Is there another way to tell half way through the year, if it will be a good year? The answer is not really -- because it is too early to  make an assessment of the late summer crops. One can say at this point that, however, just as the spring was favorable in terms of weather in Ukraine and Russia, the fall is shaping up to be hot and dry, so the yield of summer crops will be negatively affected, even as prices, at least according to this article, continue to fall. 

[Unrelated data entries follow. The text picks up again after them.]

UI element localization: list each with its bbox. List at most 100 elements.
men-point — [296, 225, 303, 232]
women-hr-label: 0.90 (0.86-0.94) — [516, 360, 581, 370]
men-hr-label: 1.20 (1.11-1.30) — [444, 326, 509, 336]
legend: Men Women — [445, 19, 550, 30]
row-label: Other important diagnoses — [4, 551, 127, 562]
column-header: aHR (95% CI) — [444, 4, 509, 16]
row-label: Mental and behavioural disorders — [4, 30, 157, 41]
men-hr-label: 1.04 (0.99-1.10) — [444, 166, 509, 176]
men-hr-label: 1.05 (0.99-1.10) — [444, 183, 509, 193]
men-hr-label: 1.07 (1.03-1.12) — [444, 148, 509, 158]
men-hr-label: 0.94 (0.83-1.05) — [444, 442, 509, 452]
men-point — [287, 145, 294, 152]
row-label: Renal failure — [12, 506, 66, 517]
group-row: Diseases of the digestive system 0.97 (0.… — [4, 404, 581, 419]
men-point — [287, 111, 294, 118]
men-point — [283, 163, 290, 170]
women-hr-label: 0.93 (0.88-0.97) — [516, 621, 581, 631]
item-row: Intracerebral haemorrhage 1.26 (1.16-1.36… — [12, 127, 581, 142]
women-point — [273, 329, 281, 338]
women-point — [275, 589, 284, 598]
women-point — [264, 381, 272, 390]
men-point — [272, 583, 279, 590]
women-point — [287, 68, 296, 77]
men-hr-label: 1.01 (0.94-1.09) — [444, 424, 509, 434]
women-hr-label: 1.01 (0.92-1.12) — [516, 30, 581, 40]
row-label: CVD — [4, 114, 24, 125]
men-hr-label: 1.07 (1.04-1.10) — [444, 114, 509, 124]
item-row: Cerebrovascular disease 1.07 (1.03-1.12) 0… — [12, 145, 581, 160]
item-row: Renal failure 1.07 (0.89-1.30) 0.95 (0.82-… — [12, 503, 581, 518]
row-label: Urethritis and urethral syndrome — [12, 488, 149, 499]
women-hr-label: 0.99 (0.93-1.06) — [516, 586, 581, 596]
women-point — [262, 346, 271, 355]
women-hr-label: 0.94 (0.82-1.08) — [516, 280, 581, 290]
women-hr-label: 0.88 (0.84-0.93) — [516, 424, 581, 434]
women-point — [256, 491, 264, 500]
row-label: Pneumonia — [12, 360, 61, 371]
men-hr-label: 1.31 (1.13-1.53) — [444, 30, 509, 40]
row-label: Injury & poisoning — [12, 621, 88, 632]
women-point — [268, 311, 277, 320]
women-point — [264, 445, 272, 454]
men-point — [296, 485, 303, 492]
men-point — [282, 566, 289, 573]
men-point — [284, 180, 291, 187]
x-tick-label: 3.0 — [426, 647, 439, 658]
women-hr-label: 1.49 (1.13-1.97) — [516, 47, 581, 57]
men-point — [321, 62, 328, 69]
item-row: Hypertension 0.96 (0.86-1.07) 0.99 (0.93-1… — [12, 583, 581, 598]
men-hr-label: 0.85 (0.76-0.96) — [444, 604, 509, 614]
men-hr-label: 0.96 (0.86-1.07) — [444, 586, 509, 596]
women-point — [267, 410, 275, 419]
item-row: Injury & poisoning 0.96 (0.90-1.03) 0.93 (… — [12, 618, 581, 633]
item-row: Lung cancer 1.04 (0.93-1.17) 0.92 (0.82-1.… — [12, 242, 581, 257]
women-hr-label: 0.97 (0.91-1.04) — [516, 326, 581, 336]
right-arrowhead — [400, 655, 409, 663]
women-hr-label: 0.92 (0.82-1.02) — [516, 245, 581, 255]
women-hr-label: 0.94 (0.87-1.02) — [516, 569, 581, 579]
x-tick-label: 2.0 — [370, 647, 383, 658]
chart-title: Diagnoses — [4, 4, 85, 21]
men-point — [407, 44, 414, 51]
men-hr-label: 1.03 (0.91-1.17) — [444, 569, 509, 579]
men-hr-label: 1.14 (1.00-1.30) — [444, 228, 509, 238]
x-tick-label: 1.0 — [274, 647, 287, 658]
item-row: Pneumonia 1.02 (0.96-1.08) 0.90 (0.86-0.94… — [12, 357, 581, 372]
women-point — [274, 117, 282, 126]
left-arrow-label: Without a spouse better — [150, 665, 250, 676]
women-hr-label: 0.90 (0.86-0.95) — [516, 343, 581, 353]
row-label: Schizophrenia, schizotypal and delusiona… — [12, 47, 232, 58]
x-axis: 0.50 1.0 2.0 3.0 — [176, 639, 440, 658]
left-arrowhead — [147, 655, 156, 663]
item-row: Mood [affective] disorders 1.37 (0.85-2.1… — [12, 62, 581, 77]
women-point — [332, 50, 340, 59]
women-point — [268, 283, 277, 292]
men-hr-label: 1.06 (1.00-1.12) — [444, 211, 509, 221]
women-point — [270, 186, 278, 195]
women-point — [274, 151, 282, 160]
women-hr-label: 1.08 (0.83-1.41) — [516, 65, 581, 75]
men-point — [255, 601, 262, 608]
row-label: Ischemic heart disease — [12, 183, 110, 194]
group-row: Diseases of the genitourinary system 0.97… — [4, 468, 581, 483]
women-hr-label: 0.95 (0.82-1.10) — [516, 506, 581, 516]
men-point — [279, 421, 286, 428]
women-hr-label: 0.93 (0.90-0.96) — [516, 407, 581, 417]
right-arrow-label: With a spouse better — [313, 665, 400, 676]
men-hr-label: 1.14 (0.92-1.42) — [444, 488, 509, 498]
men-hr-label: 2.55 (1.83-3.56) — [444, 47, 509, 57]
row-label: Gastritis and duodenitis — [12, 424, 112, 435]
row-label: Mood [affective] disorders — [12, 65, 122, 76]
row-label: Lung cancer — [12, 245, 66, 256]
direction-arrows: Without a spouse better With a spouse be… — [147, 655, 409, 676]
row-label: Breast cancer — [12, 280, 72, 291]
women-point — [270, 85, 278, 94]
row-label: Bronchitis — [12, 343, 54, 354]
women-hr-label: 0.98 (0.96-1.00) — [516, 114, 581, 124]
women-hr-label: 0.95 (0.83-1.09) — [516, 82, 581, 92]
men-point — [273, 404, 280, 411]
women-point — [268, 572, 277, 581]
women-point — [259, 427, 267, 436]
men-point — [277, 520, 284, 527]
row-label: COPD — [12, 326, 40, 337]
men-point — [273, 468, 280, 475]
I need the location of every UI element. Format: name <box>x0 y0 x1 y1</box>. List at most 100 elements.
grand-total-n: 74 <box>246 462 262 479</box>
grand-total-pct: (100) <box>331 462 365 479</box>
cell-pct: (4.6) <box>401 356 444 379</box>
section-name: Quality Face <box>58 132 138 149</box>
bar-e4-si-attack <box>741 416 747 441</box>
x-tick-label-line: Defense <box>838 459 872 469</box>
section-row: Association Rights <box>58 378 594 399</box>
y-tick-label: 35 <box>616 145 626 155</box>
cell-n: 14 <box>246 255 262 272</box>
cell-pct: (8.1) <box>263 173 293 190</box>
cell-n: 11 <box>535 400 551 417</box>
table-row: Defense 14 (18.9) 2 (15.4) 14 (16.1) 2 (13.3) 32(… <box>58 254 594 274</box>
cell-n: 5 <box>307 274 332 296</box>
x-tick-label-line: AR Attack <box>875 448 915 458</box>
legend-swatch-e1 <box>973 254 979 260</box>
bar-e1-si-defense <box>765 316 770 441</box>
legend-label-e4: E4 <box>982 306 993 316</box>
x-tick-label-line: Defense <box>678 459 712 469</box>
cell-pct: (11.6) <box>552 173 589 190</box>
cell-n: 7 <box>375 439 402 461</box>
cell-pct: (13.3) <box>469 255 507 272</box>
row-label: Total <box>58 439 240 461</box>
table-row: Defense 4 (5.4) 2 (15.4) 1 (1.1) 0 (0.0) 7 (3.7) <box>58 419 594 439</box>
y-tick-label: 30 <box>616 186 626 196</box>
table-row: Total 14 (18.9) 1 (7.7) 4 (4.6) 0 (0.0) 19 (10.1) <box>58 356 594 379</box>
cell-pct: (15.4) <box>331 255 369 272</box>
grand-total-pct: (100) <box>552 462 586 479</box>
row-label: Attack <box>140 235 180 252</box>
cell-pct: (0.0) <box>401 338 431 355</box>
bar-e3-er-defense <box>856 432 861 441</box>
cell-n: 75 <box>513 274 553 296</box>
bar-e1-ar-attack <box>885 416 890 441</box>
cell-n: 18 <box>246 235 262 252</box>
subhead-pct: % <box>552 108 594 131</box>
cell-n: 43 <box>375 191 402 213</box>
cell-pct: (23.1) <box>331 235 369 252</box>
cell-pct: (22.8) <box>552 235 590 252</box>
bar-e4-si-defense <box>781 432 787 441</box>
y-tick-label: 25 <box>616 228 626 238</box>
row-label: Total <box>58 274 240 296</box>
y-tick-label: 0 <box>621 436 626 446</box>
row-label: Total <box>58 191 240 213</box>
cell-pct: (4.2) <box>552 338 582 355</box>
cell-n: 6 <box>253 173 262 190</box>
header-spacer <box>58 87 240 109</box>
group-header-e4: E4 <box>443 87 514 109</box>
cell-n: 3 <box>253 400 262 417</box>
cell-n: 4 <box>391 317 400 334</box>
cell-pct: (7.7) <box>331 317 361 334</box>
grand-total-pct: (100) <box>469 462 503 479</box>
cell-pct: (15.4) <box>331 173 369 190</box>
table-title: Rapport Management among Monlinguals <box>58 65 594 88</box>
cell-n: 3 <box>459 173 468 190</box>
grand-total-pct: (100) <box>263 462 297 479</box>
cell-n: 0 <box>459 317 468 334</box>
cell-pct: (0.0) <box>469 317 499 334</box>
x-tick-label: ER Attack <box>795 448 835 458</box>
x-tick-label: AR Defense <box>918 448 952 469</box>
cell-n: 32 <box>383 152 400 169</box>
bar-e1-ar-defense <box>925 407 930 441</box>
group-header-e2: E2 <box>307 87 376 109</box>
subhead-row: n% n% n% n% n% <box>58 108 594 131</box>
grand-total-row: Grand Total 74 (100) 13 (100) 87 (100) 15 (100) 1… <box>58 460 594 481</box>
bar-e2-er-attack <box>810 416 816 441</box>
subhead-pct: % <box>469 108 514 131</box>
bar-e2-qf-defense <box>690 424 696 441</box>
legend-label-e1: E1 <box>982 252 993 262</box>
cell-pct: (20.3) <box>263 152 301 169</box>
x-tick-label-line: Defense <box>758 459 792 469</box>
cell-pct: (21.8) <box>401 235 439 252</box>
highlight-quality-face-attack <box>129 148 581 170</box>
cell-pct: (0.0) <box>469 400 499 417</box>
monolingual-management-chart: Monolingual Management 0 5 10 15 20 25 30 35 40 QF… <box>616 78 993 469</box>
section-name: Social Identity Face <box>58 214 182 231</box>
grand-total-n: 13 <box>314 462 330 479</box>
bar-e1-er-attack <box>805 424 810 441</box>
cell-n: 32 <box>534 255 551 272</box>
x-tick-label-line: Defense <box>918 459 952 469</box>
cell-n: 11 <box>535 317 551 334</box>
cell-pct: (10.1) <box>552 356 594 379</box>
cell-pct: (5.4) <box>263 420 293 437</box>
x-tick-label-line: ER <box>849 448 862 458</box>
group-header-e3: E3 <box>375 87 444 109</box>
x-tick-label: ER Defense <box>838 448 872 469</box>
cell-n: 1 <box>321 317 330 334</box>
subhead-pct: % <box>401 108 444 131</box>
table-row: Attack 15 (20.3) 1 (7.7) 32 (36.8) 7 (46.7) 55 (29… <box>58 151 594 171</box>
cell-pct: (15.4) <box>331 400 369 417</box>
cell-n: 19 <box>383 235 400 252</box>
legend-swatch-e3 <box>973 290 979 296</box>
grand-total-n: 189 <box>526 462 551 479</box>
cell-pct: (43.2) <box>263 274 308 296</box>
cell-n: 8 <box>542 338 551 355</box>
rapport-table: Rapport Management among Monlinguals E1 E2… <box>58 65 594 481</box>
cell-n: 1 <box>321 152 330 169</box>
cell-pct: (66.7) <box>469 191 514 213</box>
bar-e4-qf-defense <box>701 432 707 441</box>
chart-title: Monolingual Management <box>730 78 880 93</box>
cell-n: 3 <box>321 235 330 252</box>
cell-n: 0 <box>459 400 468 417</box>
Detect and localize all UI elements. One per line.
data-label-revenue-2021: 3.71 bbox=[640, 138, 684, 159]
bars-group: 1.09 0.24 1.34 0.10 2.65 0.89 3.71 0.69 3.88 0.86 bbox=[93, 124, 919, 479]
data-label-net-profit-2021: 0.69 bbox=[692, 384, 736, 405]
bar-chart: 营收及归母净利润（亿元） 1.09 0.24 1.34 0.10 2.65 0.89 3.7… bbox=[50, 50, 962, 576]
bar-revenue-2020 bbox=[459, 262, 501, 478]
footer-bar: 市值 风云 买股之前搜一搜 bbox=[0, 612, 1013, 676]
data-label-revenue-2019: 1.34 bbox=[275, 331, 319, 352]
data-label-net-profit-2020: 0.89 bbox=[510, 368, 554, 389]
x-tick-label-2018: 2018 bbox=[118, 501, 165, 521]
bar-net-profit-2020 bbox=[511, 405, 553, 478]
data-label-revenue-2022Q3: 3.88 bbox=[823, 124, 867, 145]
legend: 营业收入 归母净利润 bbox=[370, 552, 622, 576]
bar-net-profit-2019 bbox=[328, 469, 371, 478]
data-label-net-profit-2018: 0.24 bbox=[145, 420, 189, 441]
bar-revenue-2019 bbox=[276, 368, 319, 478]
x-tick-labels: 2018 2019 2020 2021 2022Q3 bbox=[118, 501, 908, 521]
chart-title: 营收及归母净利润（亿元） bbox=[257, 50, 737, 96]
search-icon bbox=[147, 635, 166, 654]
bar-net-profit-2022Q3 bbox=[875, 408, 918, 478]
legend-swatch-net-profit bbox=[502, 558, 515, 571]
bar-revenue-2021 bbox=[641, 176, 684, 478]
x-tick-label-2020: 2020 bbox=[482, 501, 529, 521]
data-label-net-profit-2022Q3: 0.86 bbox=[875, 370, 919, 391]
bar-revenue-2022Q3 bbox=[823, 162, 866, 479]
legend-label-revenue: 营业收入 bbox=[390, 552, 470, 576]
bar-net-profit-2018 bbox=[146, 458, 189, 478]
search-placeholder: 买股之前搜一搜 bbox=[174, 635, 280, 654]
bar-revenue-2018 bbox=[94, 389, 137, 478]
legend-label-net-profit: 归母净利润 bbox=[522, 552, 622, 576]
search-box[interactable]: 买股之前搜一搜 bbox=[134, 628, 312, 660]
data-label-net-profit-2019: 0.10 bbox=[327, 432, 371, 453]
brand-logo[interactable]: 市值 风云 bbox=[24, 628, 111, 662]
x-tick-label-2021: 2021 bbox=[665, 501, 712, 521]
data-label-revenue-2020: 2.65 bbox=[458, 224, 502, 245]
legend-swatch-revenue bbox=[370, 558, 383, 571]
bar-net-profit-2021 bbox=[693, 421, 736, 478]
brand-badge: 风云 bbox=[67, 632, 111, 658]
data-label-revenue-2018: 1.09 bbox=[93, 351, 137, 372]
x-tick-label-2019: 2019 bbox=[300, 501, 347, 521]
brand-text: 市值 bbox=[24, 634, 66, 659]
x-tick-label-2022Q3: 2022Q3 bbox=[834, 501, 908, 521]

Third quarter results are a better indicator of the final annual result, since as assessment of the summer crop outcome is possible. The diagram below is the same as above, but for 9 month results as reported in the 3Q reports. Note that Agrokultura does not publish 3Q reports, and Trigon did not publish 3Q figures in 2007, so there are a few missing data points. Even here though there is a lot of variation where 9M net result is -60 million kr or more (i.e. from -60 million kr towards 0): at this level of net loss 9 months into the calendar year, annual results have varied from -150 million kr to +50 million kr. So, there are some question marks here as well (and not enough data points).

So we'll have to wait until November, when companies post 3Q results, before we can get a somewhat better sense of how 2014 will be for these companies. This year, probably the biggest impact will be how currency exchange rates affect the bottom line. If I read Agrokultura’s 2Q report correctly, they would have been profitable if the Ukrainian Hryvnia had not lost 50% of value. For the next crop year however, these firms will face tighter credit and more expensive input prices (since many inputs are imported).